Saturday, December 04, 2004

Creating Fascination is one of the Things It Does
but can introverts be exuberant, too? [YES!!!]
a review full of interesting comments by William Kowinski, the author of The Malling of America


Exuberance : The Passion for Life
by Kay Redfield Jamison
KNOPF; 405 PAGES, $24.95
click book cover to order from amazon.com

Excerpted from Kowinski's review:
Teddy Roosevelt had it, as did Louis Armstrong, John Muir, Mr. Toad, Winston Churchill, Mary Poppins, P.T. Barnum, Carl Sagan and, on occasion, Snoopy. Since starting to read this book, I noticed others elsewhere applying it to Rabelais and Capt. Kirk. The "outrageous ardor" called exuberance is the subject of Kay Redfield Jamison's rich new book.

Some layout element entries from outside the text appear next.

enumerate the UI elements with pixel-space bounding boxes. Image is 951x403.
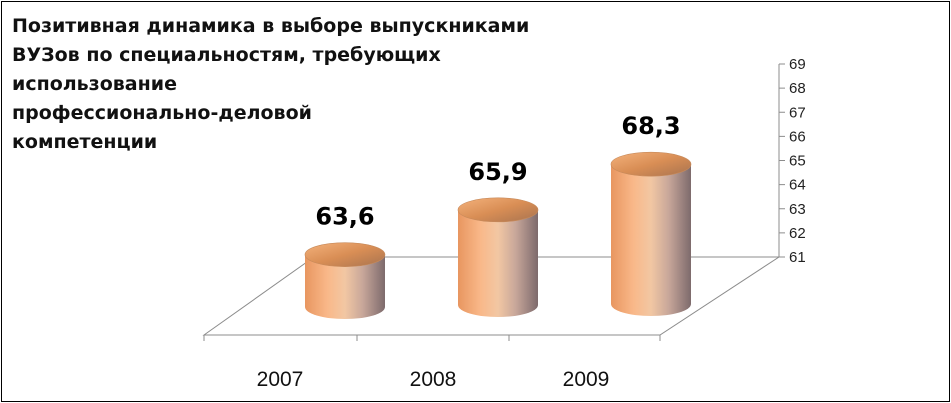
data-label: 68,3 xyxy=(621,112,680,140)
bar-2007 xyxy=(304,242,386,319)
bar-cap xyxy=(457,197,539,223)
y-tick-label: 64 xyxy=(789,177,806,194)
y-tick-label: 62 xyxy=(789,225,806,242)
bar-body xyxy=(611,164,691,316)
data-label: 63,6 xyxy=(315,203,374,231)
bar-cap xyxy=(304,242,386,267)
bar-body xyxy=(458,209,538,317)
bar-2009 xyxy=(610,151,692,316)
labels: 61 62 63 64 65 66 67 68 69 2007 2008 2009 63,6 65,9 68… xyxy=(257,56,806,391)
chart-title: Позитивная динамика в выборе выпускникам… xyxy=(12,15,530,153)
y-tick-label: 69 xyxy=(789,56,806,73)
x-tick-label: 2007 xyxy=(257,368,304,391)
y-tick-label: 66 xyxy=(789,128,806,145)
bar-2008 xyxy=(457,197,539,317)
y-tick-label: 61 xyxy=(789,249,806,266)
bar-cap xyxy=(610,151,692,177)
bar-body xyxy=(305,254,385,319)
y-tick-label: 63 xyxy=(789,201,806,218)
y-tick-label: 67 xyxy=(789,104,806,121)
axes xyxy=(202,63,785,341)
y-tick-label: 68 xyxy=(789,80,806,97)
y-tick-label: 65 xyxy=(789,153,806,170)
data-label: 65,9 xyxy=(468,158,527,186)
x-tick-label: 2009 xyxy=(563,368,610,391)
x-tick-label: 2008 xyxy=(410,368,457,391)
bars xyxy=(304,151,692,319)
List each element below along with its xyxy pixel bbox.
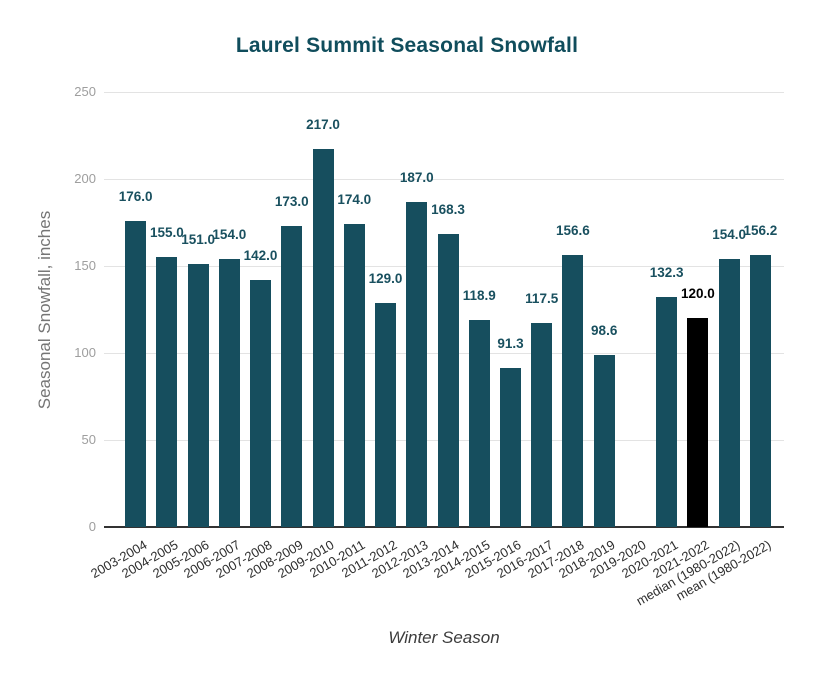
bar [406,201,428,527]
y-tick-label: 50 [81,432,96,447]
bar [562,254,584,527]
bar [499,368,521,527]
bar [718,259,740,527]
gridline [104,179,784,180]
bar-value-label: 154.0 [212,227,247,243]
bar [531,322,553,527]
bar-value-label: 155.0 [149,225,184,241]
chart-title: Laurel Summit Seasonal Snowfall [235,34,579,57]
bar-value-label: 156.2 [743,223,778,239]
bar-value-label: 98.6 [591,323,618,339]
bar-value-label: 156.6 [556,222,590,238]
bar [375,302,397,527]
bar-value-label: 117.5 [525,290,559,306]
bar-value-label: 91.3 [497,336,524,352]
bar-value-label: 120.0 [680,286,715,302]
bar-value-label: 132.3 [649,264,684,280]
bar [343,224,365,527]
bar [281,225,303,527]
x-axis-baseline [104,526,784,528]
bar [187,264,209,527]
bar [437,234,459,527]
y-tick-label: 0 [88,519,96,534]
bar-value-label: 129.0 [368,270,403,286]
bar [312,149,334,527]
bar-value-label: 118.9 [462,288,496,304]
bar [593,355,615,527]
bar-value-label: 173.0 [274,193,309,209]
bar-value-label: 142.0 [243,247,278,263]
bar-value-label: 217.0 [306,117,340,133]
bar [218,259,240,527]
y-tick-label: 250 [74,84,96,99]
bar [125,220,147,527]
bar [250,279,272,527]
bar-value-label: 187.0 [399,169,434,185]
y-tick-label: 150 [74,258,96,273]
bar [156,257,178,527]
bar-value-label: 176.0 [118,188,153,204]
bar [468,320,490,527]
y-tick-label: 200 [74,171,96,186]
bar-value-label: 151.0 [181,232,215,248]
bar [656,296,678,527]
bar-value-label: 174.0 [337,192,372,208]
x-axis-title: Winter Season [388,628,500,647]
bar [687,318,709,527]
gridline [104,92,784,93]
y-axis-title-text: Seasonal Snowfall, inches [35,210,54,410]
bar [749,255,771,527]
bar-value-label: 168.3 [431,202,465,218]
bar-value-label: 154.0 [712,227,747,243]
y-tick-label: 100 [74,345,96,360]
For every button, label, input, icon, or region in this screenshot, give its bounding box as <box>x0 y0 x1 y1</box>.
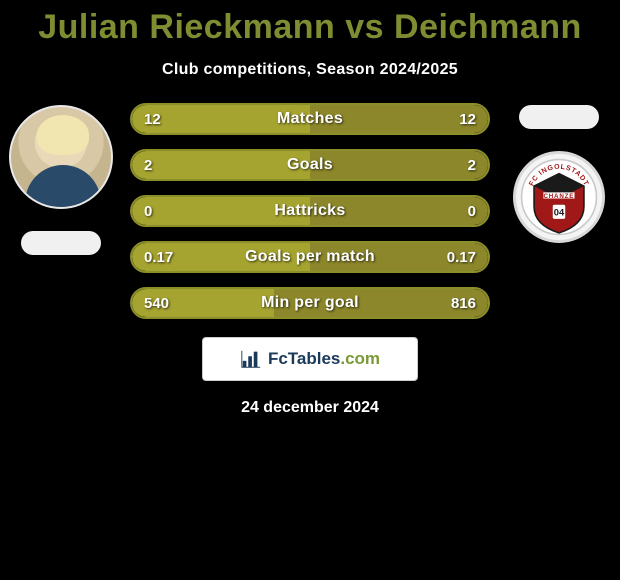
brand-main: Tables <box>288 349 341 368</box>
stat-right-segment <box>310 105 488 133</box>
right-club-badge: FC INGOLSTADT SCHANZER 04 <box>513 151 605 243</box>
bar-chart-icon <box>240 348 262 370</box>
comparison-body: Matches1212 Goals22 Hattricks00 Goals per m… <box>0 97 620 319</box>
right-player-column: FC INGOLSTADT SCHANZER 04 <box>504 97 614 243</box>
stat-row: Matches1212 <box>130 103 490 135</box>
right-club-pill <box>519 105 599 129</box>
stat-left-segment <box>132 151 310 179</box>
stat-left-segment <box>132 243 310 271</box>
brand-text: FcTables.com <box>268 349 380 369</box>
stats-column: Matches1212 Goals22 Hattricks00 Goals per m… <box>130 97 490 319</box>
stat-left-segment <box>132 105 310 133</box>
stat-right-segment <box>310 197 488 225</box>
svg-text:SCHANZER: SCHANZER <box>539 193 580 200</box>
stat-right-segment <box>310 151 488 179</box>
comparison-title: Julian Rieckmann vs Deichmann <box>0 0 620 47</box>
left-club-pill <box>21 231 101 255</box>
stat-row: Min per goal540816 <box>130 287 490 319</box>
stat-right-segment <box>274 289 488 317</box>
stat-row: Goals22 <box>130 149 490 181</box>
stat-left-segment <box>132 289 274 317</box>
brand-prefix: Fc <box>268 349 288 368</box>
left-player-avatar <box>9 105 113 209</box>
left-player-column <box>6 97 116 255</box>
brand-suffix: .com <box>340 349 380 368</box>
stat-row: Hattricks00 <box>130 195 490 227</box>
stat-right-segment <box>310 243 488 271</box>
brand-attribution: FcTables.com <box>202 337 418 381</box>
stat-row: Goals per match0.170.17 <box>130 241 490 273</box>
stat-left-segment <box>132 197 310 225</box>
generation-date: 24 december 2024 <box>0 399 620 417</box>
club-badge-icon: FC INGOLSTADT SCHANZER 04 <box>520 158 598 236</box>
svg-text:04: 04 <box>554 208 565 218</box>
comparison-subtitle: Club competitions, Season 2024/2025 <box>0 61 620 79</box>
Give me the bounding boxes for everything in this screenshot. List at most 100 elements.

... Jamison explores the idea and its implications mostly through people. Many of these exuberant achievers (and fictional characters) are familiar, and they are all appropriately fascinating -- for creating fascination is one of the things that exuberance does.

"I believe exuberance is incomparably more important than we acknowledge, " she writes. "Exuberant people take in the world and act upon it differently than those who are less lively and engaged. They hold their ideas with passion and delight, and they act upon them with dispatch. ... Exuberance is a peculiarly pleasurable state, and in that pleasure is power."
  • continually renewed fascination, joy and love.
  • natural
  • found in the play of animals
  • basic human activities, such as dance
  • has survival value, especially for the whole
  • is contagious
  • can energize group endeavors to heights of creativity and performance
  • can help overcome doubts and obstacles

This book seems an outgrowth of Jamison's earlier Touched with Fire: Manic-Depressive Illness and the Artistic Temperament. She sees exuberance within a dynamic continuum, with dangers at both ends. "Enthusiasm shares a border with fanaticism, and joy with hysteria; exuberance lives in uncomfortable proximity to mania." Ultimately, it is the effective continuum that counts. "Our species, like most, is well served by a diversity of temperaments, a variety of energies and moods."

Exuberance invites excess, so cautions are appropriate. Jamison is perhaps too quick to identify exuberance with extraversion, either as a Jungian category or even in its popular sense as an outgoing personality. The great 19th century scientist Michael Faraday is one of her examples of an exuberant teacher, but Jung classifies him as an introvert. [emphasis mine]
end of quotation from Kowinski

I found this comment of particular interest. "While exuberance may be mysteriously inborn, it can be either nurtured or discouraged. It's striking how many exuberant achievers in this book recall a childhood of unstructured play, in the embrace of nature."